Tuesday, April 18, 2023 – 8:00 pm Eastern / 5:00 pm Pacific
Thursday, April 20, 2023 – 8:00 pm Eastern / 5:00 pm Pacific

“Research suggests that unresolved PTSD can facilitate lasting physiological changes and that these modifications can be passed on to the next generation.” -Dr. Arielle Schwartz

Does your family come with a secret story that is hard to tell?

Indeed, most of us grow up in families which carry with us some history of past traumatic experiences.

Sometimes these stories have been deeply imprinted into our minds by frequent retellings. In other families, trauma stories function more like sworn secrets that have been tightly tucked away or only referred to in whispered voices.

In such situations, we may feel like detectives making inferences based on the clues available. Unpacking family legacies can be quite uncomfortable at times; for us or for family members who are invested in the past and staying in the past.

But even when tucked away in the murky shrouds of the past, trauma remains an invisible force that shapes our lives. When the wounds of one generation remain unresolved, they can be passed on to the next generations. Intergenerational trauma affects our approach to life, our interpretation of the events in our lives, and our resilience in the face of challenges.

“Trauma,” in the words of trauma expert Gabor Maté, is not what happens to you. Trauma is what happens inside you, as a result of what happens to you. Trauma is the seed from which troubling behaviors and diseases spring in the wounded human soul.”

Addiction, anxiety, depression, autoimmune disorders – all of these issues often have their roots in unresolved past trauma. And in the case of intergenerational or collective trauma, we may not even realize the connection.

How can we heal the effects of past trauma? If we have a family history of trauma, how can we learn to develop greater resilience in the face of challenges?

And, if we are part of a community that has experienced collective trauma over multiple generations – like, unfortunately, most people in the African American community – how can we find a way to avoid having the wounds of history dominate our present reality?

In this online course, renowned trauma expert and psychologist Dr. Arielle Schwartz takes us on a journey to chart a meaningful path through intergenerational and collective trauma.

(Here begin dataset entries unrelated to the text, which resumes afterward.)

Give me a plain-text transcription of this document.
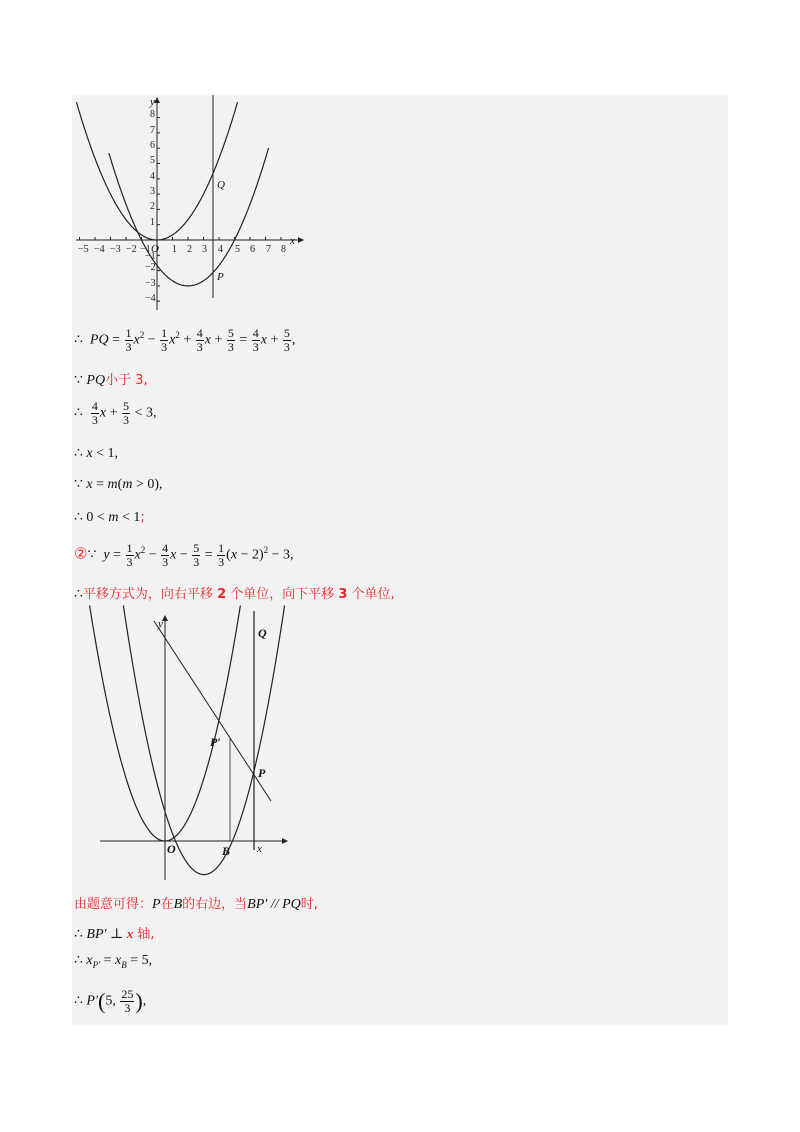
−5 −4 −3 −2 −1 O 1 2 3 4 5 6 7 8
x
y
8
7
6
5
4
3
2
1
−1
−2
−3
−4
Q
P
∴ PQ = $\frac{1}{3} x^2 - \frac{1}{3} x^2 + \frac{4}{3}$ $x + \frac{5}{3} = \frac{4}{3}$ $x + \frac{5}{3}$ ,
∵ PQ小于 3,
∴ $\frac{4}{3}$ $x + \frac{5}{3} < 3$,
∴ x < 1,
∵ x = m(m > 0),
∴ 0 < m < 1;
②∵ $y = \frac{1}{3} x^2 - \frac{4}{3}$ $x - \frac{5}{3} = \frac{1}{3} (x - 2)^2 - 3$,
∴平移方式为，向右平移 2 个单位，向下平移 3 个单位,
y
x
O	B
Q
P
P′
由题意可得：P在B的右边，当BP′ // PQ时,
∴ BP′ ⊥ x 轴,
∴ $x_{P'} = x_B = 5$,
∴ P′(5, $\frac{25}{3}$ ),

Learn how certain yoga practice approaches offer a powerful force for resolving past trauma or dealing with current challenges.

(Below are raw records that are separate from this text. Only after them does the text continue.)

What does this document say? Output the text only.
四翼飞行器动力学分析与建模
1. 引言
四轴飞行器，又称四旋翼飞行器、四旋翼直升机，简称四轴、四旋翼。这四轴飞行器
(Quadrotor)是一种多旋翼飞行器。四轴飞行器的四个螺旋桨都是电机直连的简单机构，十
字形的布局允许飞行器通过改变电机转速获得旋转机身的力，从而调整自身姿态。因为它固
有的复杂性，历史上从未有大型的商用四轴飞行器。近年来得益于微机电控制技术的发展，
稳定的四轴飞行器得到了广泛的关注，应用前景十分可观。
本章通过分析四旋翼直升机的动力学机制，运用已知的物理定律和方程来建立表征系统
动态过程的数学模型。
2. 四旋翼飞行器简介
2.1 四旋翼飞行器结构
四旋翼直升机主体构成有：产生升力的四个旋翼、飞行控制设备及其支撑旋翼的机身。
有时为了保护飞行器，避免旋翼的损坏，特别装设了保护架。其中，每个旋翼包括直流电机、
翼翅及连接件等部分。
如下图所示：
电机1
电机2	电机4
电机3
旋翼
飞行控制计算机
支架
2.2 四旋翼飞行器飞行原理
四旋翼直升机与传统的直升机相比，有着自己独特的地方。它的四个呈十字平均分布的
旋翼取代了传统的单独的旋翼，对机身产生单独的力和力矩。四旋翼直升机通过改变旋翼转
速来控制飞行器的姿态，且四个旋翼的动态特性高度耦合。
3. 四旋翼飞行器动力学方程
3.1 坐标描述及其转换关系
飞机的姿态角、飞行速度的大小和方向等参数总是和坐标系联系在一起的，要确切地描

Trauma involves both our biology and our psychology, so dealing with trauma involves as much attending to your body as your mind. Yoga offers the perfect vehicle for that.

When we attend to the body, we recognize that the somatic experience provides us with feedback about the self and can give us insight into other people and our environment.

Embodiment is an ever-changing, dynamic relationship between you, your circumstances, your relationships, and the world. This perspective allows us to attend to our personal wounds and the impact of past trauma.

Your family history provides insight into your predispositions but does not need to define you,” notes Dr. Schwartz. “The outcome of healing from trauma is regaining a sense of choice about how you live your life.”

Dr. Schwartz’s integrative model integrates therapeutic yoga with perspectives drawn from Somatic Psychology, EMDR Therapy, and Parts Work Therapies. Inspired by her work on post-traumatic growth, Dr. Schwartz highlights the resilience of the human spirit, even in the face of adversity.

What You Will Learn

  • How to recognize intergenerational and collective trauma in yourself and your students
  • How to work with your intergenerational trauma legacy to heal the wounds of the past
  • How developing greater somatic awareness with yoga can help to structure new neural pathways and behaviors that empower you to break out of the habits and patterns of the past
  • Understand Embodiment as related to generational trauma
  • How to attend to somatic symptoms of trauma within therapeutic yoga
  • How the science of neuroplasticity relates to collective and legacy trauma recovery
  • How to develop greater resilience and empowerment in the face of trauma
  • Key Practices to support Post-Traumatic Growth.

This Course Also Includes:

  • Yoga Practice Video: Enjoy a yoga practice video that accompanies this course.
  • Recordings of All Webinar Sessions: It’s generally acknowledged that many people only retain 10-20 percent of what they learn in a workshop. You will get access to the recordings of all webinar sessions – both MP3 (downloadable) and MP4 (streaming online), enabling you to go back and listen to the workshop as many times as you like.
  • Transcripts of All Sessions: Ever wanted to refer to a certain part of a course? Even the best note-takers miss a point every so often. With the transcripts of the webinar sessions, you can go back and refer to particularly important passages or clarify sections you were in doubt about.

This course includes 2 one-hour lectures, plus a recorded yoga practice video and qualifies for 3 non-contact CEs with Yoga Alliance.

Join us live or listen to the recordings!
Tuesday, April 18, 2023 – 8:00 pm Eastern / 5:00 pm Pacific
Thursday, April 20, 2023 – 8:00 pm Eastern / 5:00 pm Pacific

Arielle Schwartz, Ph.D., E-YRT is a psychologist, internationally sought-out teacher, yoga instructor, and leading voice in the healing of PTSD and complex trauma.